La parola al presidente 12/2020

Cari colleghi,
i mesi appena trascorsi sono stati molto impegnativi per tutti noi, dal blocco delle attività professionali, al difficile riavvio secondo i nuovi protocolli di sicurezza e alla ricerca di nuove commesse non favorita dalla situazione economica generale. La dilazione da giugno a luglio delle scadenze delle tasse non è certo stata di grande aiuto, dal momento che, come ho dichiarato sulle pagine del Corriere di Torino nei giorni scorsi, le ricadute del blocco delle attività durante il lockdown si fanno sentire proprio adesso, mentre finora abbiamo potuto riscuotere pagamenti di lavori precedenti. Tuttavia, voglio comunque lanciare un messaggio positivo e propositivo.

Ci sono opportunità che non dobbiamo farci sfuggire.

Innanzitutto il Super bonus, così come definito dalla conversione in legge del Decreto Rilancio. Siamo fiduciosi che questo provvedimento favorirà una ripartenza degli interventi sulle unità immobiliari grazie alle detrazioni e alla possibilità di cedere il credito. L’elemento positivo per la nostra categoria è che anche le spese per le prestazioni professionali sono detraibili e a questo proposito ci siamo già attivati con alcune banche per stipulare accordi per la cessione del credito. Questo provvedimento non è perfetto, ma presenta molti elementi positivi.
È importante che siamo noi i primi a porci da protagonisti, a cercare di sfruttare questa opportunità e a consigliare il cliente per usufruire al meglio degli incentivi. Ora più che mai dobbiamo recuperare un po’ di spirito imprenditoriale.

Su questo tema abbiamo lanciato una campagna di sensibilizzazione su La Stampa con l’obiettivo di far comprendere al cittadino l’importanza di rivolgersi a un professionista, architetto o ingegnere, ribadendo il nostro ruolo di soggetto terzo, non alle dipendenze dell’impresa. Vai alla campagna.
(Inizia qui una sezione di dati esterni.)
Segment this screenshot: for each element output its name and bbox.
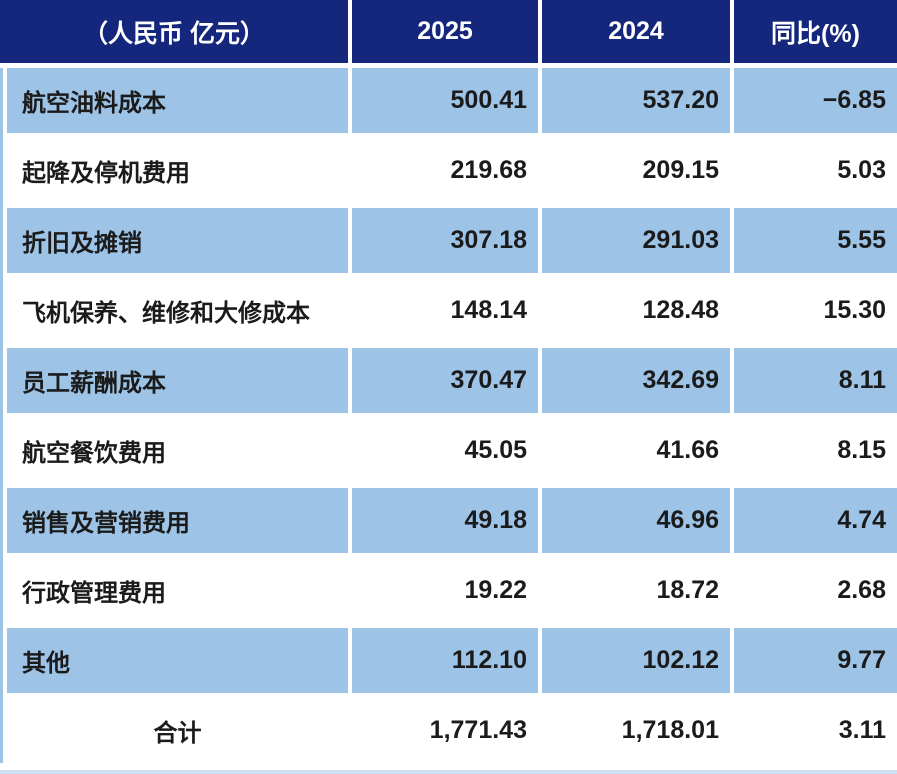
table-row-fuel: 航空油料成本 500.41 537.20 −6.85 <box>7 68 897 133</box>
table-row-other: 其他 112.10 102.12 9.77 <box>7 628 897 693</box>
table-row-landing: 起降及停机费用 219.68 209.15 5.03 <box>7 138 897 203</box>
total-2025: 1,771.43 <box>429 716 527 744</box>
table-row-admin: 行政管理费用 19.22 18.72 2.68 <box>7 558 897 623</box>
row-label: 起降及停机费用 <box>22 160 190 187</box>
table-row-depreciation: 折旧及摊销 307.18 291.03 5.55 <box>7 208 897 273</box>
value-yoy: 9.77 <box>734 628 897 693</box>
table-row-sales-marketing: 销售及营销费用 49.18 46.96 4.74 <box>7 488 897 553</box>
value-2025: 148.14 <box>450 296 527 324</box>
row-label: 其他 <box>7 628 348 693</box>
value-2024: 342.69 <box>542 348 730 413</box>
row-label: 行政管理费用 <box>22 580 166 607</box>
header-col-yoy: 同比(%) <box>734 0 897 63</box>
total-2024: 1,718.01 <box>621 716 719 744</box>
value-2024: 537.20 <box>542 68 730 133</box>
row-label: 飞机保养、维修和大修成本 <box>22 300 310 327</box>
value-2025: 45.05 <box>464 436 527 464</box>
value-yoy: 8.11 <box>734 348 897 413</box>
value-2024: 102.12 <box>542 628 730 693</box>
left-edge-strip <box>0 68 3 763</box>
value-yoy: 8.15 <box>837 436 886 464</box>
header-col-2024: 2024 <box>542 0 730 63</box>
value-2024: 46.96 <box>542 488 730 553</box>
table-row-staff: 员工薪酬成本 370.47 342.69 8.11 <box>7 348 897 413</box>
row-label: 航空餐饮费用 <box>22 440 166 467</box>
value-2025: 219.68 <box>450 156 527 184</box>
value-2024: 128.48 <box>642 296 719 324</box>
table-header-row: （人民币 亿元） 2025 2024 同比(%) <box>0 0 897 63</box>
value-yoy: 15.30 <box>823 296 886 324</box>
value-2024: 209.15 <box>642 156 719 184</box>
table-row-catering: 航空餐饮费用 45.05 41.66 8.15 <box>7 418 897 483</box>
value-yoy: 5.03 <box>837 156 886 184</box>
row-label: 销售及营销费用 <box>7 488 348 553</box>
value-yoy: 4.74 <box>734 488 897 553</box>
value-2025: 112.10 <box>352 628 538 693</box>
value-2025: 19.22 <box>464 576 527 604</box>
header-unit-label: （人民币 亿元） <box>0 0 348 63</box>
total-label: 合计 <box>153 720 202 747</box>
value-2025: 307.18 <box>352 208 538 273</box>
bottom-edge-strip <box>0 770 897 774</box>
row-label: 航空油料成本 <box>7 68 348 133</box>
table-row-maintenance: 飞机保养、维修和大修成本 148.14 128.48 15.30 <box>7 278 897 343</box>
value-yoy: 2.68 <box>837 576 886 604</box>
header-col-2025: 2025 <box>352 0 538 63</box>
value-yoy: 5.55 <box>734 208 897 273</box>
value-yoy: −6.85 <box>734 68 897 133</box>
value-2024: 41.66 <box>656 436 719 464</box>
table-row-total: 合计 1,771.43 1,718.01 3.11 <box>7 698 897 763</box>
total-yoy: 3.11 <box>838 716 886 744</box>
value-2025: 500.41 <box>352 68 538 133</box>
value-2024: 291.03 <box>542 208 730 273</box>
value-2024: 18.72 <box>656 576 719 604</box>
table-body: 航空油料成本 500.41 537.20 −6.85 起降及停机费用 219.6… <box>7 68 897 768</box>
value-2025: 370.47 <box>352 348 538 413</box>
value-2025: 49.18 <box>352 488 538 553</box>
row-label: 员工薪酬成本 <box>7 348 348 413</box>
row-label: 折旧及摊销 <box>7 208 348 273</box>
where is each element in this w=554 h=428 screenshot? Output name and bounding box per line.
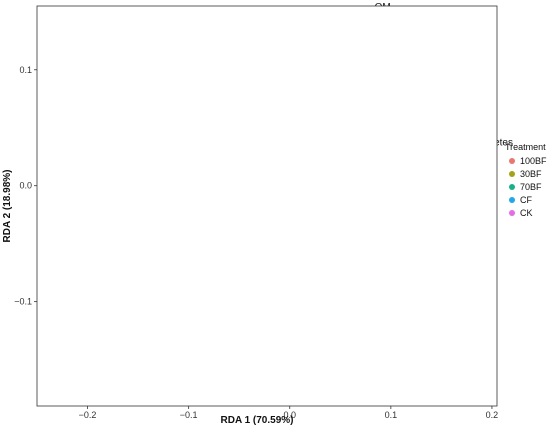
x-tick-label: 0.2 [486,410,499,420]
legend-swatch-30bf [509,171,515,177]
axes: −0.2 −0.1 0.0 0.1 0.2 −0.1 0.0 0.1 RDA 1 (70.59%… [2,5,499,426]
legend-title: Treatment [505,142,546,152]
legend-swatch-70bf [509,184,515,190]
x-tick-label: −0.1 [180,410,198,420]
y-tick-label: 0.1 [19,65,32,75]
y-tick-label: 0.0 [19,181,32,191]
legend-label-100bf: 100BF [520,156,547,166]
x-axis-title: RDA 1 (70.59%) [221,415,294,426]
y-tick-label: −0.1 [14,297,32,307]
x-tick-label: 0.0 [283,410,296,420]
legend-label-cf: CF [520,195,532,205]
legend-swatch-cf [509,197,515,203]
legend-swatch-100bf [509,158,515,164]
y-axis-title: RDA 2 (18.98%) [2,170,13,243]
legend: Treatment 100BF 30BF 70BF CF CK [505,142,547,218]
legend-label-70bf: 70BF [520,182,542,192]
x-tick-label: 0.1 [385,410,398,420]
legend-label-ck: CK [520,208,533,218]
legend-swatch-ck [509,210,515,216]
legend-label-30bf: 30BF [520,169,542,179]
x-tick-label: −0.2 [79,410,97,420]
plot-frame [36,5,498,407]
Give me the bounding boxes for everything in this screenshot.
A livello locale si sta discutendo della revisione del piano regolatore: è un momento importante per la città. Ci pare positivo l’avvio di un percorso di deburocratizzazione, anche se forse avremmo sperato in un’azione più coraggiosa.

Parole come crowdfunding, riuso e partenariato pubblico-privato dovrebbero guidare la progettazione urbanistica e dovrebbero diventare parte della nuova legge nazionale sull’urbanistica.

Abbiamo affrontato questo tema con il Consiglio Nazionale e con i parlamentari di riferimento sui temi della casa.

Prima di salutarvi, vorrei fare ancora un commento sull’annuale assemblea degli iscritti per l’approvazione del bilancio che si è svolta mercoledì scorso. Sono contento per l’esito positivo della votazione che conferma il sostegno della categoria all’operato di questo Consiglio, ma sono soprattutto felice per il fatto che l’evento si è potuto svolgere in presenza. Dall’inizio della pandemia, quella di mercoledì è stata la prima occasione di incontro della comunità dal vivo: un importante segnale di ritorno alla normalità che spero sia di buon auspicio per l’autunno.